Demi kulit kerang ajaib, Bayu merasa mual dengan masakan yang dibawakan Hukma. Tidak ada rasa manis, asem atau pun asin, yang ada rasa MSG rasa sapi yang mungkin satu bungkus dimasukin semua. Bayu sudah salah memuji, kini perutnya terasa diaduk-aduk tidak karuan.
“Hukma, punya dendam apa mama kamu sama aku?” tanya Bayu meraih botol minum yang dibawa Hukma.
“Kenapa, Pi? Gak enak rasanya?” tanya Hukma.
”Demi neptunus, alien pun tidak akan mau memakan makanan ini,” kata Bayu.
“Tapi itu papa yang masak,” jawab Hukma. Bayu membulatkan matanya mendengar nama papa Hukma yang disebut. Pak Seno si kumis tebal menjadi momok untuk Bayu. Pasalnya sejak mendekati Hukma, Pak Seno sudah mengibarkan bendera perang pada Bayu. Sindiran Pak Seno selalu pedas menusuk ulu hati. Pertama pacaran dengan Hukma, Bayu disuruh membawa promag kalau ia tidak punya uang untuk beliin Hukma jajan. Siapa tahu maag Hukma kambuh karena kelaparan. Kalimat itu juga yang membuat Bayu bekerja keras, agar kalau kencan tidak perlu membawa promag, melainkan sanggup membelikan Hukma jajan.

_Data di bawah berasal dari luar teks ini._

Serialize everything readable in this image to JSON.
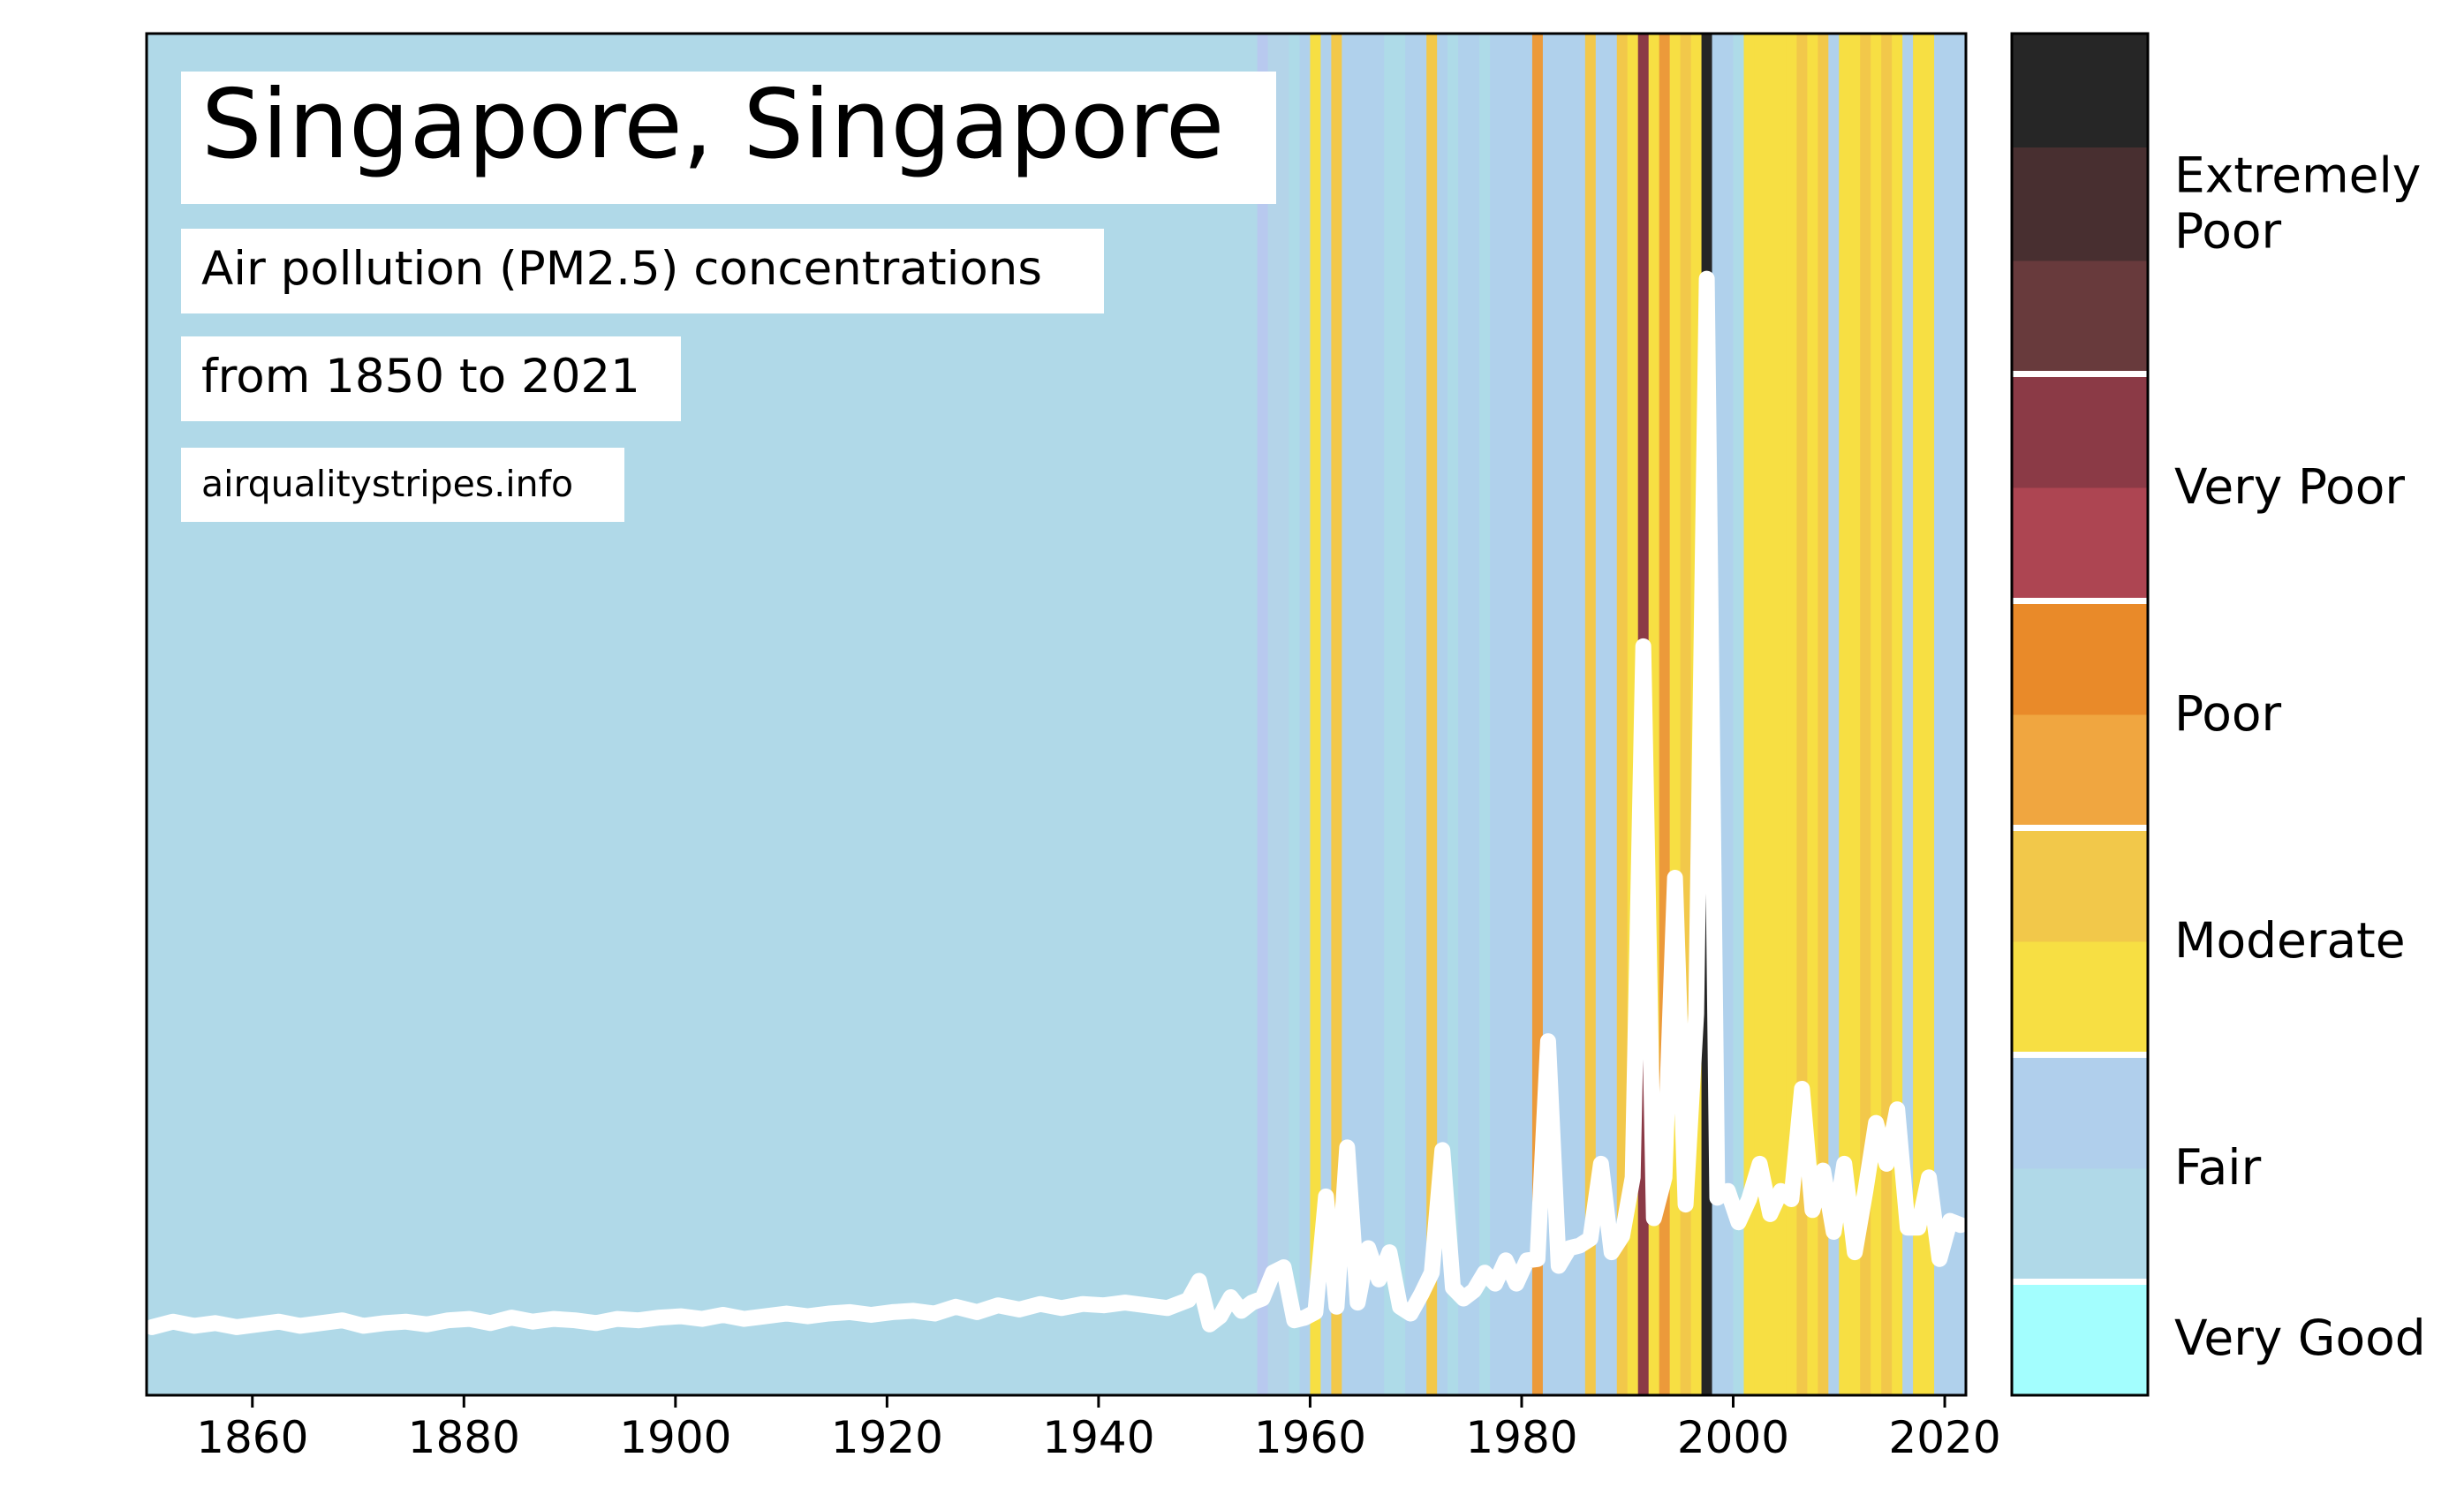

“Sayang, titip salam sama papa kamu, masakan ini sangat enak,” ucap Bayu merangkul lengan Hukma. Hukma menarik tangan Bayu, lebih mengeratkan rangkulan sang pacar.
“Siap. Aku salamin ke calon mertua papi,” jawab Hukma mencium pipi pacarnya.
Davit dan Aidan ingin muntah mendengar Hukma memanggil Bayu dengan sebutan ‘Papi. Entah bagaimana awalnya bisa Hukma memanggil Papi, Davit juga tidak mau tahu.
“Jijik,” bisik Aidan.
“Banget,” jawab Davit.
“Lihat noh lihat, makan saja suap-suapan. Gak punya tangan sendiri apa,” oceh Aidan lagi.
“Tangan kebanyakan buat maksiat sampai makan saja minta disuapin.”
“Lihat tuh tuh pakai acara rangkul-rangkulan. Dipikir teletabis apa setiap saat berpelukan.”
“Hidung Hukma apa gak busuk cium bau badan Bayu.”
“Hidungnya sudah berusaha semaksimal mungkin.”
“Iyuh.”
“Mas Davit, Pak Aidan, kenapa julid di situ? Lanjut kerja sana.” ucap Lintang yang mendatangi dua pria dewasa yang tengah asik ghibah. Bayu dan Hukma menolehkan kepalanya menatap dua pria yang julid.
“Papi, kenapa mereka selalu menzolimi papi?” tanya Hukma.
“Hidup memang begitu, Sayang. Terkadang hidup di atas terkadang juga di bawah. Namun tidak ada kenikmatan selain posisi atas bawah saat di ranjang,” jawab Bayu seraya menjilat bibir bawahnya dengan sensual.